Prezes Unimotu: libański pośrednik, na którym Orlen stracił 1,5 mld zł „to jakiś fraud”
Zdaniem Adama Sikorskiego, prezesa Unimotu, utrata 1,5 mld zł przez szwajcarską spółkę Orlenu w ramach współpracy z pochodzącym z Libanu pośrednikiem Samerem A., to zdarzenie, które „wymyka się logice handlowo – tradingowej”.
„To Orlen zwykle żądał gwarancji dostawy od dostawcy w formie dokumentu tzw. >>>performance bond. Nawet duzi pośrednicy handlujący rosyjską ropą, musieli lata temu składać Orlenowi takie gwarancje bankowe” – stwierdził w rozmowie z Wzielonejstrefie.pl, Adam Sikorski, prezes Unimotu.
„Tu się stała sytuacja kompletnie odwrotna (chodzi o utratę 1,5 mld zł przez szwajcarską spółkę Orlenu w ramach współpracy z pochodzącym z Libanu pośrednikiem Samerem A.)” – dodał Sikorski.
„Zdarza się, w tym biznesie, że płaci się przedpłatę, ale ona może być płacona w przypadku dużego, wiarygodnego podmiotu.

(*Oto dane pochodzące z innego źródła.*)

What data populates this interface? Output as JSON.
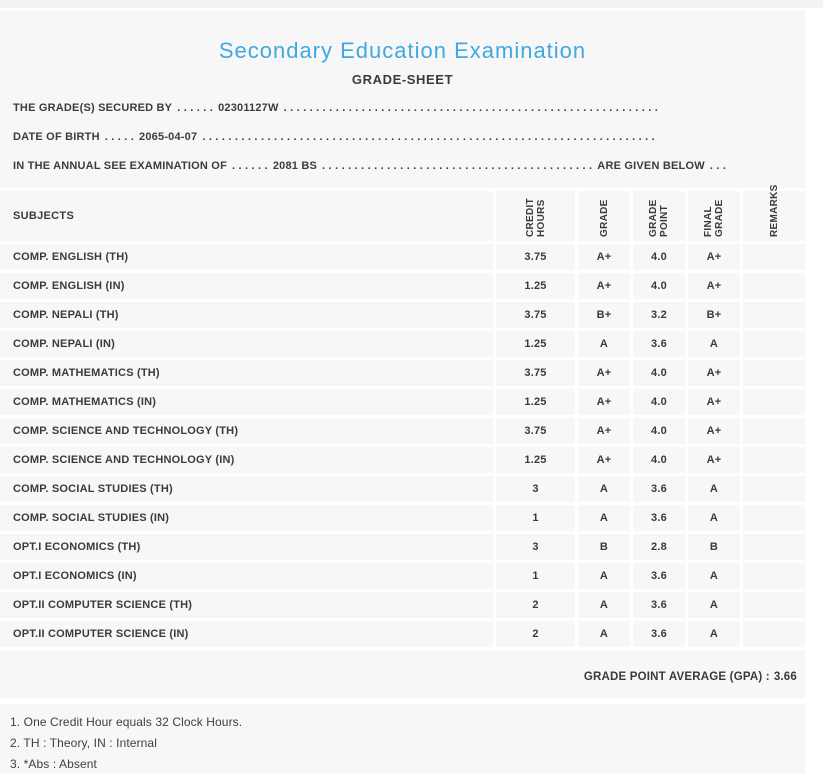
{
  "colors": {
    "accent_blue": "#41a8e1",
    "panel_background": "#f7f7f8",
    "separator_white": "#ffffff",
    "text": "#3b3b3b"
  },
  "header": {
    "title": "Secondary Education Examination",
    "subtitle": "GRADE-SHEET"
  },
  "info": {
    "secured_by": {
      "label": "THE GRADE(S) SECURED BY",
      "dots_a": ". . . . . .",
      "value": "02301127W",
      "dots_b": ". . . . . . . . . . . . . . . . . . . . . . . . . . . . . . . . . . . . . . . . . . . . . . . . . . . . . . . . . ."
    },
    "dob": {
      "label": "DATE OF BIRTH",
      "dots_a": ". . . . .",
      "value": "2065-04-07",
      "dots_b": ". . . . . . . . . . . . . . . . . . . . . . . . . . . . . . . . . . . . . . . . . . . . . . . . . . . . . . . . . . . . . . . . . . . . . ."
    },
    "exam": {
      "label": "IN THE ANNUAL SEE EXAMINATION OF",
      "dots_a": ". . . . . .",
      "value": "2081 BS",
      "dots_b": ". . . . . . . . . . . . . . . . . . . . . . . . . . . . . . . . . . . . . . . . . .",
      "suffix": "ARE GIVEN BELOW",
      "dots_c": ". . ."
    }
  },
  "table": {
    "columns": {
      "subjects": "SUBJECTS",
      "credit": "CREDIT HOURS",
      "grade": "GRADE",
      "point": "GRADE POINT",
      "final": "FINAL GRADE",
      "remarks": "REMARKS"
    },
    "rows": [
      {
        "subject": "COMP. ENGLISH (TH)",
        "credit": "3.75",
        "grade": "A+",
        "point": "4.0",
        "final": "A+",
        "remarks": ""
      },
      {
        "subject": "COMP. ENGLISH (IN)",
        "credit": "1.25",
        "grade": "A+",
        "point": "4.0",
        "final": "A+",
        "remarks": ""
      },
      {
        "subject": "COMP. NEPALI (TH)",
        "credit": "3.75",
        "grade": "B+",
        "point": "3.2",
        "final": "B+",
        "remarks": ""
      },
      {
        "subject": "COMP. NEPALI (IN)",
        "credit": "1.25",
        "grade": "A",
        "point": "3.6",
        "final": "A",
        "remarks": ""
      },
      {
        "subject": "COMP. MATHEMATICS (TH)",
        "credit": "3.75",
        "grade": "A+",
        "point": "4.0",
        "final": "A+",
        "remarks": ""
      },
      {
        "subject": "COMP. MATHEMATICS (IN)",
        "credit": "1.25",
        "grade": "A+",
        "point": "4.0",
        "final": "A+",
        "remarks": ""
      },
      {
        "subject": "COMP. SCIENCE AND TECHNOLOGY (TH)",
        "credit": "3.75",
        "grade": "A+",
        "point": "4.0",
        "final": "A+",
        "remarks": ""
      },
      {
        "subject": "COMP. SCIENCE AND TECHNOLOGY (IN)",
        "credit": "1.25",
        "grade": "A+",
        "point": "4.0",
        "final": "A+",
        "remarks": ""
      },
      {
        "subject": "COMP. SOCIAL STUDIES (TH)",
        "credit": "3",
        "grade": "A",
        "point": "3.6",
        "final": "A",
        "remarks": ""
      },
      {
        "subject": "COMP. SOCIAL STUDIES (IN)",
        "credit": "1",
        "grade": "A",
        "point": "3.6",
        "final": "A",
        "remarks": ""
      },
      {
        "subject": "OPT.I ECONOMICS (TH)",
        "credit": "3",
        "grade": "B",
        "point": "2.8",
        "final": "B",
        "remarks": ""
      },
      {
        "subject": "OPT.I ECONOMICS (IN)",
        "credit": "1",
        "grade": "A",
        "point": "3.6",
        "final": "A",
        "remarks": ""
      },
      {
        "subject": "OPT.II COMPUTER SCIENCE (TH)",
        "credit": "2",
        "grade": "A",
        "point": "3.6",
        "final": "A",
        "remarks": ""
      },
      {
        "subject": "OPT.II COMPUTER SCIENCE (IN)",
        "credit": "2",
        "grade": "A",
        "point": "3.6",
        "final": "A",
        "remarks": ""
      }
    ]
  },
  "summary": {
    "gpa_label": "GRADE POINT AVERAGE (GPA) :",
    "gpa_value": "3.66"
  },
  "notes": [
    "1. One Credit Hour equals 32 Clock Hours.",
    "2. TH : Theory, IN : Internal",
    "3. *Abs : Absent"
  ]
}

Ma to związek z chęcią ograniczenia biurokracji np. konieczności płacenia akredytyw” – stwierdził prezes Unimotu.
„Ostatnie 2-3 lata były na rynkach paliw takie, że doświadczenia zbierane przez ostatnie 20-30 lat można wyrzucić do kosza. Świat się zmienił. Szczególnie świat traderski. W momencie, w którym weszły sankcje na produkty rosyjskie liczba hochsztaplerów wzrosła w sposób geometryczny. Oni przychodzą z ofertami także do nas” – kontynuował menadżer.
„Tu stało się coś co wymyka się poza handlowo – tradingowe sprawy. To jakiś fraud” – Sikorski ponownie ocenił sytuację związaną ze szwajcarską spółką Orlenu.
„Orlen sam poinformował w listopadzie, że zaczyna handlować ropą wenezuelską i będzie chciał ją sprzedawać w Chinach. Pomysł z wysokiego C, ale ok, może miało to jakiś sens. Część osób mówi, że za wcześnie się wycofano z tego porozumienia, bo przecież wyczarterowane statki stały w portach i czekały na załadunek. Ale ile miały czekać skoro trwało to wiele miesięcy?” – zastanawia się Sikorski.